The VI boa is an extraordinary example of that biodiversity. To protect it, the government should strengthen legal protections for endangered species and amp up education efforts.
Going forward, officials might consider the success of the Anegada Iguana Species Restoration Programme. Thanks to partnerships between the National Parks Trust and scientists from abroad, this programme has helped repopulate the highly endangered iguana species by raising juveniles in cages until they are big enough to fend for themselves among non-native species like domestic cats.

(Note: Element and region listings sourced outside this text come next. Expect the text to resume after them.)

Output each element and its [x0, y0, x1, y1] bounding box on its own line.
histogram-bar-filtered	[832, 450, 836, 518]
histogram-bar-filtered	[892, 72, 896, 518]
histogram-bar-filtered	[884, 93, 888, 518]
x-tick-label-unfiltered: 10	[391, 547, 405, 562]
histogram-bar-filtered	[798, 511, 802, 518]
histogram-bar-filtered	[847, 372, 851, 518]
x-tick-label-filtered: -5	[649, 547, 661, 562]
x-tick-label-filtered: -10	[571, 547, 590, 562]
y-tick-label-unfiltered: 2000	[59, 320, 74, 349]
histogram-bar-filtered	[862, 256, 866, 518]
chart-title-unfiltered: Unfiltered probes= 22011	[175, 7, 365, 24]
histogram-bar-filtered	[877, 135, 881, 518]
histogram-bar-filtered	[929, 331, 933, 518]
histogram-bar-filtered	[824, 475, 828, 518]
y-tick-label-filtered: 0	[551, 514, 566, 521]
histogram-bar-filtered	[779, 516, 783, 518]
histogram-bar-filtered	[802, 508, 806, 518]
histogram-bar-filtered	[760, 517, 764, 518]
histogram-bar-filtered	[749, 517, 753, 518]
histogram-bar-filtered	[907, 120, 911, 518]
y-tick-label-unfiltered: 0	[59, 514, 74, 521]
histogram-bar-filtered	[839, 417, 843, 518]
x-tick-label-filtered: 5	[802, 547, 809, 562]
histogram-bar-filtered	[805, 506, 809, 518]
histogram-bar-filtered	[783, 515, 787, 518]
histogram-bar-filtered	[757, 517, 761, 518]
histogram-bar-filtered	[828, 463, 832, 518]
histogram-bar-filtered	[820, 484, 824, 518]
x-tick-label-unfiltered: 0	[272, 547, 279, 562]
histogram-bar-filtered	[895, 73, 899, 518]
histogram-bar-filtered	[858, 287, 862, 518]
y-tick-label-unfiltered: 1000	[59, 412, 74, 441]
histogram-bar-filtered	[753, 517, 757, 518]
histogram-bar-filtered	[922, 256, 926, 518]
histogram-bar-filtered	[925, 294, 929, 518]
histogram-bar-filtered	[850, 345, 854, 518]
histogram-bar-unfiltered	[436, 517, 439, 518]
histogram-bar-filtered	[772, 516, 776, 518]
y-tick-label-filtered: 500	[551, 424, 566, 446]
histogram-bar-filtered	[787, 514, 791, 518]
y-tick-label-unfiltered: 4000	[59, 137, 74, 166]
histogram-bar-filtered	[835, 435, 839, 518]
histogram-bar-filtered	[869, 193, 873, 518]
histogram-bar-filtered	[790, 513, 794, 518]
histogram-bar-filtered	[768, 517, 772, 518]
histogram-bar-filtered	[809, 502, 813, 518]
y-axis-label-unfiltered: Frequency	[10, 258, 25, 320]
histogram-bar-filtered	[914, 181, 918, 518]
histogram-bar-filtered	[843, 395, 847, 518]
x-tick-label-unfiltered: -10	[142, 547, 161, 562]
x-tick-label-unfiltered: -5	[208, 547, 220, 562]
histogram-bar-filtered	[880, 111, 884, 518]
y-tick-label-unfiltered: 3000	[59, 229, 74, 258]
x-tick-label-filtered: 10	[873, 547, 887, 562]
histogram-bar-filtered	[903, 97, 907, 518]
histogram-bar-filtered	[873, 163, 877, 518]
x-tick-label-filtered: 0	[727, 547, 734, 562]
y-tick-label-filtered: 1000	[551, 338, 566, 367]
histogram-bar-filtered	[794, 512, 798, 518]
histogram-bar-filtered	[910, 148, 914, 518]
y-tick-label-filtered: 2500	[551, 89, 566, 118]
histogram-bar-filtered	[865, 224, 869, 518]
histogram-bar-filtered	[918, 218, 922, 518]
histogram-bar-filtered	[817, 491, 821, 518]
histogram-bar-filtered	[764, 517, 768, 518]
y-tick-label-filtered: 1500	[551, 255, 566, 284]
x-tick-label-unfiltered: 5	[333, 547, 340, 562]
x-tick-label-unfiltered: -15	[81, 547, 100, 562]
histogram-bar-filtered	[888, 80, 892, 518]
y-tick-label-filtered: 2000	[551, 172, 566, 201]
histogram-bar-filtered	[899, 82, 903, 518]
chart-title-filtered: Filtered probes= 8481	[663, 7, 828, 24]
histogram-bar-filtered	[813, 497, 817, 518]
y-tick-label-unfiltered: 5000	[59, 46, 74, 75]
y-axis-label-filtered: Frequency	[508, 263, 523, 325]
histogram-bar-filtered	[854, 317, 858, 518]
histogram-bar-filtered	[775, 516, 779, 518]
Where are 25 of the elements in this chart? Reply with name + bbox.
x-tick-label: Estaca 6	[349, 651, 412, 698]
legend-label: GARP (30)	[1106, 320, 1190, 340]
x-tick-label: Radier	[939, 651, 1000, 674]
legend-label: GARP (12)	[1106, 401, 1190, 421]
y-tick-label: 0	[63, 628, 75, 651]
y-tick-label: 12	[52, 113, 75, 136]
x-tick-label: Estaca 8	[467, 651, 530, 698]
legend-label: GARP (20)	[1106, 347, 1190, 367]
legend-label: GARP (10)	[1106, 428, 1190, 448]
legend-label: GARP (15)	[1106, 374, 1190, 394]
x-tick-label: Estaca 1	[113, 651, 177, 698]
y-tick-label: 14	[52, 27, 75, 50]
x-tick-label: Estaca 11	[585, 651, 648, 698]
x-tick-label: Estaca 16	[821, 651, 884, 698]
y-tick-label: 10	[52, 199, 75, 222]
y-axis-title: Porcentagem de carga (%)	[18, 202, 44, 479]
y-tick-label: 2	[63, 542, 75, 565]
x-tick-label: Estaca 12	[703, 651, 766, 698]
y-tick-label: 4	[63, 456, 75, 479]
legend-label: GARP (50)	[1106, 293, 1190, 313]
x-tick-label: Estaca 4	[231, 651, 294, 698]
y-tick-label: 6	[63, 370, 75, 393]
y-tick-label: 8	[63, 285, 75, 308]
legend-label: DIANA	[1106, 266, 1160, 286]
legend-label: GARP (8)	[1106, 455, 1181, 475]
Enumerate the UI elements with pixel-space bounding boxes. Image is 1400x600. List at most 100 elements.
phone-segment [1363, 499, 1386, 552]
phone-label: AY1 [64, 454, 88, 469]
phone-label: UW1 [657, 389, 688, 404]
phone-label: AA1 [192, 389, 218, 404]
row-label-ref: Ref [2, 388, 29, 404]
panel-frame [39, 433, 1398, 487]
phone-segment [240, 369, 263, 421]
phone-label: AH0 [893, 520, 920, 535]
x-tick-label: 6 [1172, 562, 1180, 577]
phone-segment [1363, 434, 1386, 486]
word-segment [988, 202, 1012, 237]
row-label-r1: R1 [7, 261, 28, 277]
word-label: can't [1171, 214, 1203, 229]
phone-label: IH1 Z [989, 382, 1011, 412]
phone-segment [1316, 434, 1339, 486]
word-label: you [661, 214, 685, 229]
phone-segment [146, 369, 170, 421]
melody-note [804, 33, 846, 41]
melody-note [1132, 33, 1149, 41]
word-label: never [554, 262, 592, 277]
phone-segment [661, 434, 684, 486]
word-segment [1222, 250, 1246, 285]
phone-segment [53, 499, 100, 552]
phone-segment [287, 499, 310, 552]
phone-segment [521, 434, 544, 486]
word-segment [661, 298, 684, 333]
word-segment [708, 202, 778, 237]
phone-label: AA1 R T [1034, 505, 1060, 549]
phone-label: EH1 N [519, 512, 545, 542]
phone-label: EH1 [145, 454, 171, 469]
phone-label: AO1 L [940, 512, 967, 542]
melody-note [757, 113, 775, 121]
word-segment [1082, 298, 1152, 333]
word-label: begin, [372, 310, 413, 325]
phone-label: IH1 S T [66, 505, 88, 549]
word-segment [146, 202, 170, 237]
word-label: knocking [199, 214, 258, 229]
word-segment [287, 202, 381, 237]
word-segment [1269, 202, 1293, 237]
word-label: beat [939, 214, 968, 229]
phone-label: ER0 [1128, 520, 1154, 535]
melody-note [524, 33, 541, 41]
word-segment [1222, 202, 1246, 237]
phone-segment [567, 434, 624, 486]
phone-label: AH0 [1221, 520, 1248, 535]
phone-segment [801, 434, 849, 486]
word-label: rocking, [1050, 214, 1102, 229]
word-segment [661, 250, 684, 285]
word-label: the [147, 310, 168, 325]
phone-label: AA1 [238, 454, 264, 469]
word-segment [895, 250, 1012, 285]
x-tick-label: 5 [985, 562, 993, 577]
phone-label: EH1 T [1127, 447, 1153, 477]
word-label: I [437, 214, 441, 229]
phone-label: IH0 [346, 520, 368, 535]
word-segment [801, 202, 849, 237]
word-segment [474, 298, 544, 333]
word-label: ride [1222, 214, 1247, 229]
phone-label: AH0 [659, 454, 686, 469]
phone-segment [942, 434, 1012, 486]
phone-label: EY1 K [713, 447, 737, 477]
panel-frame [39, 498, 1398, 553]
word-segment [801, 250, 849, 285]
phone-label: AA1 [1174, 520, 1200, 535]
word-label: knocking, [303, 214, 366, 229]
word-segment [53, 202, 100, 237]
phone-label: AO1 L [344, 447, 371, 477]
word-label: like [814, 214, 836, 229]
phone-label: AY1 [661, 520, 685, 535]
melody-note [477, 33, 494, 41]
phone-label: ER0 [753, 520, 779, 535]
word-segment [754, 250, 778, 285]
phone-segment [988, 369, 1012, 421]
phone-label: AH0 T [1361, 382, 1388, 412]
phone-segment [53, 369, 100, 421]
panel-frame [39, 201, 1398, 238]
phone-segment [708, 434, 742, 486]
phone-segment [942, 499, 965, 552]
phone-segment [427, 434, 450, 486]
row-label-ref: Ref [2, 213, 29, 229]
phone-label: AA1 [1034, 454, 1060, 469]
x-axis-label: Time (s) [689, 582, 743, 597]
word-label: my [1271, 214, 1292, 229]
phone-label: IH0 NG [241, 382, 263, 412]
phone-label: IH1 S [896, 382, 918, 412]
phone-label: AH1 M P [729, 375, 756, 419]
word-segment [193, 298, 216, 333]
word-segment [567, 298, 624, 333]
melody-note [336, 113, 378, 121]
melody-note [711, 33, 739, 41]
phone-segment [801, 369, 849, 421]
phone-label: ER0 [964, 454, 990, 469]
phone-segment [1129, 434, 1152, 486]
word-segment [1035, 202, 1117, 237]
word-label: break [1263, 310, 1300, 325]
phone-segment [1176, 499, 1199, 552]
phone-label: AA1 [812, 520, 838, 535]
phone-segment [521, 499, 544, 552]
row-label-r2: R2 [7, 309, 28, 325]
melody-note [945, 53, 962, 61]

The programme has also contributed valuable research in recent decades, and the related Iguana Head Start Facility on Anegada is a wonderful educational tool where the species can be viewed by children and others.
The VI tree boa deserves similar treatment. The recent research is an important step in the right direction, but the species won’t be safe until there is a fundamental change in thinking about the snake and other threatened species in this territory.